PG&E also expects no further electric rate increases in 2025, and projects the residential electric rates and average combined bills to be lower in 2026. Cost recovery currently in rates will expire and be removed from rates to offset proposed increases including the 2027 GRC.
If fully approved, total residential combined-use bills are expected to be flat in 2027 as compared to current bills. Although PG&E's GRC proposal, in isolation, will increase bills by a maximum of 3.6% in 2027, total bills are expected to be flat. Other costs will come out of bills in 2026, including those related to the 2023 GRC, wildfire mitigation and storm recovery.
While PG&E's goal is to stabilize bills through 2030, factors expected to deliver additional customer savings, beyond the GRC proposal, include:
- PG&E's $15 billion Department of Energy loan guarantee to save customers $1 billion over the life of the loan and achieve a better credit rating to lower future borrowing costs, and
- Energy demand growth from electric vehicles and data centers
Bills for individual customers is anticipated to vary based on their location, energy used, rate plan, discount programs and other factors.
Among the ways PG&E's proposal is expected to increase safety and reliability for customers:
- Deliver a more modern grid to meet expected historic growth in electricity demand from new homes, businesses, electric vehicles and AI-focused data centers.This includes preparing the grid to serve 3 million EVs by 2030 and ramping up to 20,000 new customer connections per year by 2030.

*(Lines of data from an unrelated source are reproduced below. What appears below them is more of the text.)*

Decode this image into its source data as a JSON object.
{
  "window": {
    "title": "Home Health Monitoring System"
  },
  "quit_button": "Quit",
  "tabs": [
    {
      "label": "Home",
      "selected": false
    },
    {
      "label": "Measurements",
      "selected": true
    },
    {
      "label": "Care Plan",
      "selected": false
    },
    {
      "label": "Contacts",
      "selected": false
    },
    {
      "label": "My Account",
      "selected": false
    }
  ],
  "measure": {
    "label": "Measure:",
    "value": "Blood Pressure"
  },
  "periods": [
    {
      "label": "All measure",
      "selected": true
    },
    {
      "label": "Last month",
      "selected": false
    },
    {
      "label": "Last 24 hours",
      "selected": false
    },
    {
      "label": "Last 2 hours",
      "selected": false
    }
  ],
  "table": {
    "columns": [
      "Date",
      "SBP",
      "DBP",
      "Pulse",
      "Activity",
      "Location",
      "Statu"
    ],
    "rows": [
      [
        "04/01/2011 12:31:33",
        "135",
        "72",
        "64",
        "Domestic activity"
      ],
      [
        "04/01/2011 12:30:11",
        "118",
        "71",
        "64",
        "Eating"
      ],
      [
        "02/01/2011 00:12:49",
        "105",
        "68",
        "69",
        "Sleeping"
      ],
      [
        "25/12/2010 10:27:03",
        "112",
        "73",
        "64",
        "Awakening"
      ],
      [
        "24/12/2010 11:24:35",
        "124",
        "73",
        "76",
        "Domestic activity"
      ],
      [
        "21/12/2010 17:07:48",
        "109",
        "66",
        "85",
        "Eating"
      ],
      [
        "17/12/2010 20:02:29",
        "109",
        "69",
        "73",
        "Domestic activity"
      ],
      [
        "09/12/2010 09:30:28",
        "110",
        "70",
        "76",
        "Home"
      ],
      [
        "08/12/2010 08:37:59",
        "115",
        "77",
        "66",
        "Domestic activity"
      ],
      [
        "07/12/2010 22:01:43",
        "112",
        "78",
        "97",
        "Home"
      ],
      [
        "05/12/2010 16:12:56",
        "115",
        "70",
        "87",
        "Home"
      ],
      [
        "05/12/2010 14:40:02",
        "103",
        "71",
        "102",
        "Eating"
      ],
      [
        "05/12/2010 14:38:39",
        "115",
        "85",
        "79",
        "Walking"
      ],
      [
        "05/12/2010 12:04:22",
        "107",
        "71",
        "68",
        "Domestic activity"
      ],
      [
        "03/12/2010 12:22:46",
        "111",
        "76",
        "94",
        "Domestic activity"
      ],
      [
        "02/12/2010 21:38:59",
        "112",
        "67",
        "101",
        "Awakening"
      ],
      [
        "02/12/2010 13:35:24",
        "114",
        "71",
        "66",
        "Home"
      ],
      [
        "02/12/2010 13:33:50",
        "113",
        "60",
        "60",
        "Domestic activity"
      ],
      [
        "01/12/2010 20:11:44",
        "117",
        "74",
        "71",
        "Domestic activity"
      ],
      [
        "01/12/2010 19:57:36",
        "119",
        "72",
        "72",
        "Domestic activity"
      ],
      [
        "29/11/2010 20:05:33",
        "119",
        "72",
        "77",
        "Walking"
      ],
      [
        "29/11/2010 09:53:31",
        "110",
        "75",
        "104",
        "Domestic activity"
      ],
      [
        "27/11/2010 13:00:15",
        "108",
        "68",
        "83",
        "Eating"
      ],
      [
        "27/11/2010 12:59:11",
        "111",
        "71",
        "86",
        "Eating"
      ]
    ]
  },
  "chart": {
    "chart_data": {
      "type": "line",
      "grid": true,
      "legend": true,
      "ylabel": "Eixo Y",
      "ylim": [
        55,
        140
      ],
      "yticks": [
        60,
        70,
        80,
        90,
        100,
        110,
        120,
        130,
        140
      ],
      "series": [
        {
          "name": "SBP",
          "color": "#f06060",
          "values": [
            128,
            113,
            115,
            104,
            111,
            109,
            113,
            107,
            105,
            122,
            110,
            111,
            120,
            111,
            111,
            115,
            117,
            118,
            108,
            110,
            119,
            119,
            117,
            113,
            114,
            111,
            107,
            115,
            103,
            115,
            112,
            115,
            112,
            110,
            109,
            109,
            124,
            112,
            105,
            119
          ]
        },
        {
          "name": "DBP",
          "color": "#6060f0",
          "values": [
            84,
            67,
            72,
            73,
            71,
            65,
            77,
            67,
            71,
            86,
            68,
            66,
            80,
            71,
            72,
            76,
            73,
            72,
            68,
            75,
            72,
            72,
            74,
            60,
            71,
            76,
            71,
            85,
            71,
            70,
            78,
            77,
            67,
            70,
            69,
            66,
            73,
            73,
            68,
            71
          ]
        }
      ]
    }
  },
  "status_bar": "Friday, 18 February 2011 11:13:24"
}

- Improve wildfire safety through proven layers of wildfire protection.This includes replacing 760 miles of powerlines with stronger poles and covered powerlines; placing 307 miles of powerlines underground in the highest fire-risk areas in 2027, reducing risk on those lines by 98%; installing an additional 114 weather stations for better forecasting and situational awareness; and improving tree trimming by bundling work to reduce costs and minimize impacts for customers.
- Increase clean energy delivery and system resilience to extreme weather impacts.This includes investing in lower-cost solar and battery energy storage to diversify and complement the grid's existing power plant fleet and protect customers from fuel cost volatility; installing more microgrids in remote areas to reduce wildfire risk and lower costs by removing powerlines and decreasing the need for maintenance; accelerating EV adoption to increase vehicle-to-grid capabilities so EVs can serve as mobile batteries during peak summer energy demand periods; and modernizing existing clean hydroelectric plants to improve safety and reliability, including spillway improvements.
- Strengthen the gas system to keep customers and communities safe and improve air quality. This includes replacing 164 miles of distribution pipeline and upgrading internal pipeline inspections processes to continue safe operations and extend the lifespan of pipelines; responding to more than 600,000 calls to locate and mark lines to reduce the likelihood of third-party pipeline dig-ins; and using advanced mobile leak detection technology to quickly find and fix gas leaks for safety and to reduce methane emissions.